关 键 词:齿轮;故障诊断;S变换;二维核密度估计;冲击特征

Gear fault diagnosis based on kernel density estimation of S transform spectrum
Guo Yuanjing,Wei Yanding,Jin Xiaohang and Yang Youdong. Gear fault diagnosis based on kernel density estimation of S transform spectrum[J]. Chinese Journal of Scientific Instrument, 2017, 38(6): 1432-1439
Authors:Guo Yuanjing  Wei Yanding  Jin Xiaohang  Yang Youdong
Abstract:An impact feature extraction method, based on two dimensional kernel density estimation for S transform spectrum, is proposed to analyze the vibration signal for gear fault diagnosis. In this approach, S transform is used to process the vibration signal, firstly. Secondly, the obtained S transform spectrum is multiplied by a factor and then rounded to obtain an integer matrix.
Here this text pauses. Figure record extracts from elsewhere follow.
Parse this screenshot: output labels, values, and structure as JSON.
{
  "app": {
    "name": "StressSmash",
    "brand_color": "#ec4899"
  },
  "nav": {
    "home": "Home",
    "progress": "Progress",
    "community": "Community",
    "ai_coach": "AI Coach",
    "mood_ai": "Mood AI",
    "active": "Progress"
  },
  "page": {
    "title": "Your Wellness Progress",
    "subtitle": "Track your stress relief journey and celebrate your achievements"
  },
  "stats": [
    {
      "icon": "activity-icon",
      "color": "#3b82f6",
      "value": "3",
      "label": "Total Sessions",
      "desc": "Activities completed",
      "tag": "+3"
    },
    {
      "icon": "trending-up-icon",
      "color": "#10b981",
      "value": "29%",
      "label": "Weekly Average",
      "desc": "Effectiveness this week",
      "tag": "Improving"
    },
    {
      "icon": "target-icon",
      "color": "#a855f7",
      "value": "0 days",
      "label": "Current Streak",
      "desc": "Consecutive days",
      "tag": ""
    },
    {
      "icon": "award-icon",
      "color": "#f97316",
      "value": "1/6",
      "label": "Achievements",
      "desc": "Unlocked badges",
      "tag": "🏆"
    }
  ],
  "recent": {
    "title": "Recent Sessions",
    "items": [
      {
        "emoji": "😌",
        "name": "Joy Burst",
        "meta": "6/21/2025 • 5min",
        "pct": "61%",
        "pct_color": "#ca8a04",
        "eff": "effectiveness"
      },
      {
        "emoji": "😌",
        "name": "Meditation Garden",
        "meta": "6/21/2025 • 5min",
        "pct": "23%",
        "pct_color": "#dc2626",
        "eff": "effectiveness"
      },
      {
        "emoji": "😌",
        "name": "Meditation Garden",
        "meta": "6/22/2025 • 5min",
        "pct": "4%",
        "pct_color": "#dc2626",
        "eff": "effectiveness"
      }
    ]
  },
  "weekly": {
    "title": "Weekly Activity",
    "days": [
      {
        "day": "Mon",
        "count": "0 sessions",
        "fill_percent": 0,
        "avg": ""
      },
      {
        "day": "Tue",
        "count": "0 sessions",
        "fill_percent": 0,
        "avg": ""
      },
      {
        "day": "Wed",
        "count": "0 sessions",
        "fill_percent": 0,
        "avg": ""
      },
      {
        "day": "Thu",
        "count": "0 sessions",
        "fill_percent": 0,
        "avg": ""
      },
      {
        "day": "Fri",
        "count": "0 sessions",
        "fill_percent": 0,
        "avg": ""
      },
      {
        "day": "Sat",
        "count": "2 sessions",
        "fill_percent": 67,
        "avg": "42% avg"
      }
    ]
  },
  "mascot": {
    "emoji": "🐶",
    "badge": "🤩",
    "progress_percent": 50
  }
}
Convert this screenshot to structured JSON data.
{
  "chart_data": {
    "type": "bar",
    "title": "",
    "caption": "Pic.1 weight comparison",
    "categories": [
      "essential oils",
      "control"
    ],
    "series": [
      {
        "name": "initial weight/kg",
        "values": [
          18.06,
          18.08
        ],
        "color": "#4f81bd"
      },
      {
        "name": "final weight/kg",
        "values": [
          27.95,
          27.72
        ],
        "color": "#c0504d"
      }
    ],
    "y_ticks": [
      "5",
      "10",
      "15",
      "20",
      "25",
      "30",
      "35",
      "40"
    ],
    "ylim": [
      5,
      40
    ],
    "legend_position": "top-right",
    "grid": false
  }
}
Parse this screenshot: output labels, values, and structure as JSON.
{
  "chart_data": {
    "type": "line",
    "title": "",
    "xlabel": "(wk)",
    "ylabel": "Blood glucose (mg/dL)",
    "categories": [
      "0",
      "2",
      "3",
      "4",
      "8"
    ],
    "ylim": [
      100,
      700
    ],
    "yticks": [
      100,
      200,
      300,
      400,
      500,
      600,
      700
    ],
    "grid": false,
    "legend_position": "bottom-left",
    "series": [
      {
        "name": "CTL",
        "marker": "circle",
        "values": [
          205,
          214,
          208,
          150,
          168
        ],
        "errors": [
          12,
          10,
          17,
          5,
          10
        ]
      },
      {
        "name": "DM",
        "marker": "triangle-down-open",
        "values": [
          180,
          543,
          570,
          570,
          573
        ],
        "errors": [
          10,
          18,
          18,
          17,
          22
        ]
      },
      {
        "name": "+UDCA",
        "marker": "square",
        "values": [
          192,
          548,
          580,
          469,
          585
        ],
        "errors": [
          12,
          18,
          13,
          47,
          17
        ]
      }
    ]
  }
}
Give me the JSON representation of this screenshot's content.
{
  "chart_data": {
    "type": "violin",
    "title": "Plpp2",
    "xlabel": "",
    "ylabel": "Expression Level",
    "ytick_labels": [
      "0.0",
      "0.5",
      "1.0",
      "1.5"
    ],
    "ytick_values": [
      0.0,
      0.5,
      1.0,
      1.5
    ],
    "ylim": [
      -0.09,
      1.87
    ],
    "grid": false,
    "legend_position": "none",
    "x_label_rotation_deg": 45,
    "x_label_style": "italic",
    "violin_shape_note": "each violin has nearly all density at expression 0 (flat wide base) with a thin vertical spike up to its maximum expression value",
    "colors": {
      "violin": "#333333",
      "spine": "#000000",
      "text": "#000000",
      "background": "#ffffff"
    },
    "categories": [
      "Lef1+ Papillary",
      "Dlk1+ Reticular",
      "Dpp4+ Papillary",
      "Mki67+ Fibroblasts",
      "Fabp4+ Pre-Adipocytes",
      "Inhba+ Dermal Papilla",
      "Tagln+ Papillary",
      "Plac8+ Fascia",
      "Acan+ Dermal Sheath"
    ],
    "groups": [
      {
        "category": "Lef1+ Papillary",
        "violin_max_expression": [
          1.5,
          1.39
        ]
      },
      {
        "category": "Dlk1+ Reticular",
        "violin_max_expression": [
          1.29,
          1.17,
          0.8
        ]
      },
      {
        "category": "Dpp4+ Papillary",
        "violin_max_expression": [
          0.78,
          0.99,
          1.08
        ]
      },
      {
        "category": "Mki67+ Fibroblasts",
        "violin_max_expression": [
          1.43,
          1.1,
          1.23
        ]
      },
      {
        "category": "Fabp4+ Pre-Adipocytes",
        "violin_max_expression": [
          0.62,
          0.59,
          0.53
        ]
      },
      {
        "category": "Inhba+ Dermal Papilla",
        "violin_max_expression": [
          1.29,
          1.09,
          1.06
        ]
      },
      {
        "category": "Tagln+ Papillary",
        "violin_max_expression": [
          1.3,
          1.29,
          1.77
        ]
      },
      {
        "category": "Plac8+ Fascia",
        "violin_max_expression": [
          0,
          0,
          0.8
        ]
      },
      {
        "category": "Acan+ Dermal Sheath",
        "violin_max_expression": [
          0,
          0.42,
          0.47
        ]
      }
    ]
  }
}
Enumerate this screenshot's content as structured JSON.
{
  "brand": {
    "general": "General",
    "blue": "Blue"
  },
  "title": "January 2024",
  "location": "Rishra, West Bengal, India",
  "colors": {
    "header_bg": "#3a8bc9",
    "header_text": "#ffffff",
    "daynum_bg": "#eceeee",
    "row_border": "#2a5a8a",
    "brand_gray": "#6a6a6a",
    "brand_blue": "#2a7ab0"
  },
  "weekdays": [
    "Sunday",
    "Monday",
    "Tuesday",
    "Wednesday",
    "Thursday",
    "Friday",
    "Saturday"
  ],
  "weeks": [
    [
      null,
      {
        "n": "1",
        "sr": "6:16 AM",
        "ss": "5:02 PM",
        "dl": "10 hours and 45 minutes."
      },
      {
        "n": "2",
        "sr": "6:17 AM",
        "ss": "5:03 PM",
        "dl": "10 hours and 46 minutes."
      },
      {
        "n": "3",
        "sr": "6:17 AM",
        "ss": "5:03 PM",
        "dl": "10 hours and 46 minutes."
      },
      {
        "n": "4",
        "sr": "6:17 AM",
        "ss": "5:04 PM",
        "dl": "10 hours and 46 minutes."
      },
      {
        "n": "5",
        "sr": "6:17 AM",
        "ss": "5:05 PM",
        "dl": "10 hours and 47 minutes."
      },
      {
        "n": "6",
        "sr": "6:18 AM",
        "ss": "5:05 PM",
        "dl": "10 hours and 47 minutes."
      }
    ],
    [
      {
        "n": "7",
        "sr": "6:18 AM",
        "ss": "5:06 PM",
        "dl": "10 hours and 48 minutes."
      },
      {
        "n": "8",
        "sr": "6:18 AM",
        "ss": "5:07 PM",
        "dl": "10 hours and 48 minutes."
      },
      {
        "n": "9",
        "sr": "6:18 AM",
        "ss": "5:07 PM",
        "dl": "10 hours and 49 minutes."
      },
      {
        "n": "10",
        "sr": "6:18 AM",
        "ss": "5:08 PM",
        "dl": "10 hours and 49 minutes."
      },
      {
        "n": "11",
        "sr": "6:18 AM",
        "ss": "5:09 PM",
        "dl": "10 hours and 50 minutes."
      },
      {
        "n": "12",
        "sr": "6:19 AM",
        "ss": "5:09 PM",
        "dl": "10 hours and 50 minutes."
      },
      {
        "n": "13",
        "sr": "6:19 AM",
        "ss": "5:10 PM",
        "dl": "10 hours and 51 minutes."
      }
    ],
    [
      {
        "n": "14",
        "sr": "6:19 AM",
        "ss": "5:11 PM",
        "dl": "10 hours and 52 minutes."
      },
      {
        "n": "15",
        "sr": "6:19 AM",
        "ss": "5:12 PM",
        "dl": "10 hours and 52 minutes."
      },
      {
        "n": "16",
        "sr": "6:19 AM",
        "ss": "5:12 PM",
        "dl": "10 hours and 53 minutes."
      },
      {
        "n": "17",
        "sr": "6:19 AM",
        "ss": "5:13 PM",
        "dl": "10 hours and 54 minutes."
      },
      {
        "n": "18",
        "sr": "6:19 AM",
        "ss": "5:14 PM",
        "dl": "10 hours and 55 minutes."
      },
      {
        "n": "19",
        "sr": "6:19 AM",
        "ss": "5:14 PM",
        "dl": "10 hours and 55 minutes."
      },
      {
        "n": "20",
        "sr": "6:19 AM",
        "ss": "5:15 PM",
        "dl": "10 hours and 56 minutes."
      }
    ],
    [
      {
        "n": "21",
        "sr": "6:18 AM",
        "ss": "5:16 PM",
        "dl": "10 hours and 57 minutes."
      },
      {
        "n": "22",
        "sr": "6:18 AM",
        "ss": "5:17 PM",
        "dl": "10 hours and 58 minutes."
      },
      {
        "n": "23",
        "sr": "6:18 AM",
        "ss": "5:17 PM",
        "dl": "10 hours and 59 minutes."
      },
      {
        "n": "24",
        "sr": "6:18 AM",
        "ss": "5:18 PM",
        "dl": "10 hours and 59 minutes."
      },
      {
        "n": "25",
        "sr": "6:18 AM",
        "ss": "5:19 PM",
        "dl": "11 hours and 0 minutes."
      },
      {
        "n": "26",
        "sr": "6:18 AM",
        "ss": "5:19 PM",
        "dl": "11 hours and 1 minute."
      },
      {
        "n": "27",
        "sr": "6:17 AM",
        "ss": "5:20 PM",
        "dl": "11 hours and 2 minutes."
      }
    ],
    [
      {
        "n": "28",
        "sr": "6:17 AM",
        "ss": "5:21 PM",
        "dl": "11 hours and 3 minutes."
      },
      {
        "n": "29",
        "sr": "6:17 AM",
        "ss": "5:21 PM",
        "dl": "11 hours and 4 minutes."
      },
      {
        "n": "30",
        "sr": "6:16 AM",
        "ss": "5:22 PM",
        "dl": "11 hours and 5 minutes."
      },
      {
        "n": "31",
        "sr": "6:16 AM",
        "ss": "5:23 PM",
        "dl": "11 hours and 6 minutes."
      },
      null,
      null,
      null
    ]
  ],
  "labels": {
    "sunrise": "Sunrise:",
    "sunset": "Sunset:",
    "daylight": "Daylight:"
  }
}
Finally, the time and the frequency of the S transform spectrum are used to construct a two dimensional random variable, and the elements in the integer matrix are taken as the corresponding sample number of the two dimensional random variable. The kernel density of the two dimensional random variable is consequently estimated and a two dimensional kernel density function is obtained. Specifically, the kernel density function is acquired by the smoothing and denoising procedure of the S transform spectrum, in which the noise is effectively suppressed while the impulse signature is enhanced. By means of the processing of the simulated vibration signal and the gearbox fault vibration signals, results show that the proposed method can extract the periodic impact characteristics from the vibration signal effectively, which means the proposed method can be used for gearbox fault diagnosis.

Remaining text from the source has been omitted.